Here is compiled code, the problematic part:

IMO you scratch r18 in TM1637_DELAY_US whereas you are using this register in TM1637_write_segments_arguments_r16_r17_r18_r19_uses_r24. Use r0 instead in TM1637_DELAY_US should fix the issue.

ard_newbie:
IMO you scratch r18 in TM1637_DELAY_US whereas you are using this register in TM1637_write_segments_arguments_r16_r17_r18_r19_uses_r24. Use r0 instead in TM1637_DELAY_US should fix the issue.

Dude you're my saviour!!! I usually code after my family goes to sleep so I'm not very concentrated and these stupid details slip through... Anyways, I'm putting registers used in names of functions, and now my DELAY function uses r20 instead of 18 and is now called "TM1637_DELAY_US_uses_r20"

THANX MAN!!!

A better practice would be to pass arguments inside your functions:
The first one will be received in 24/r25, second in r22/r23, third in r20/r21, and fourth in r18/r19.

ard_newbie:
A better practice would be to pass arguments inside your functions:
The first one will be received in 24/r25, second in r22/r23, third in r20/r21, and fourth in r18/r19.

Sorry but I don't get it?

Here is a very basic example sketch to blink an LED by calling a function with two arguments:

The .ino sketch:

extern "C" {
  void start(uint8_t arg1, uint16_t arg2); // First argument is passed thru r24/r25, second thru r22/r23,...
}

int main(void) {
  start(250, 3000);

while(true);
}

The .S part of the sketch:

; Blink LED on PB5(Arduino Uno pin 13)

#define __SFR_OFFSET 0
#include   "avr/io.h"

.global start

start:
SBI      DDRB, 5
blink:
mov r20, r24 ;***
CALL       delay_n_ms
SBI      PORTB, 5
mov r20, r24 ;***
CALL       delay_n_ms
CBI      PORTB, 5
JMP       blink

delay_n_ms:
; Delay about r20 * 1ms.  Destroys r20, r30, and r31.
; One millisecond is about 16000 cycles at 16MHz.
; The basic loop takes about 5 cycles, so we need about 3000 loops.
mov r31, r23 ;***
mov r30, r22 ;***
delaylp:
sbiw r30, 1
brne delaylp
subi r20, 1
brne delay_n_ms
ret

Okay I get it - to let compiler worry about which register is used, but then I don't save space because compiler inserts bunch of PUSH-es in the beginning of function and POP's at the end of functions.
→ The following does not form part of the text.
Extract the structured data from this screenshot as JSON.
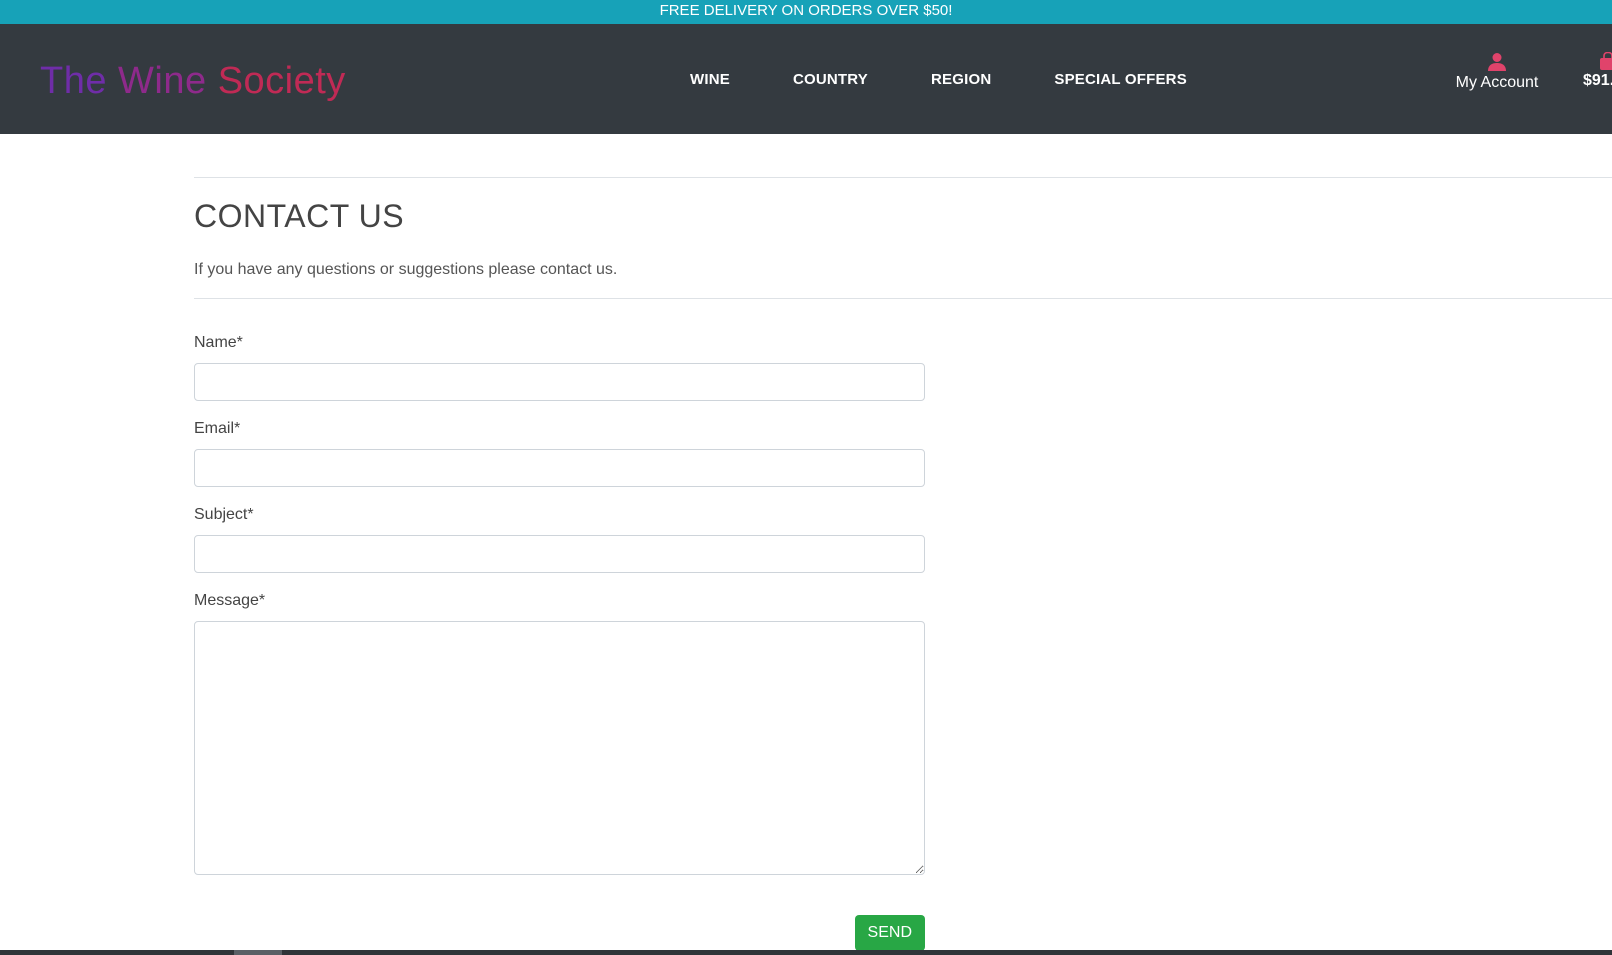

That eats space, and I don't need 2 registers for one argument because I hope to chop down all of my variables to 8 bits, kill all 16 bit integers.
Thank you again for your help!

A better practice would be to pass arguments inside your functions:
The first one will be received in 24/r25, second in r22/r23, third in r20/r21, and fourth in r18/r19.

he's advocating the opposite of what I recommended a while ago. Using a standard argument calling convention is definitely "better practice." Using customer argument calling conventions can save you space. As you're finding out, it also can cause difficult-to-find bugs.

westfw:
he's advocating the opposite of what I recommended a while ago. Using a standard argument calling convention is definitely "better practice." Using customer argument calling conventions can save you space. As you're finding out, it also can cause difficult-to-find bugs.

Yes, I'm a victim of my optimisation for size, I hope in my next project I won't have to do any considerable optimizations :slight_smile: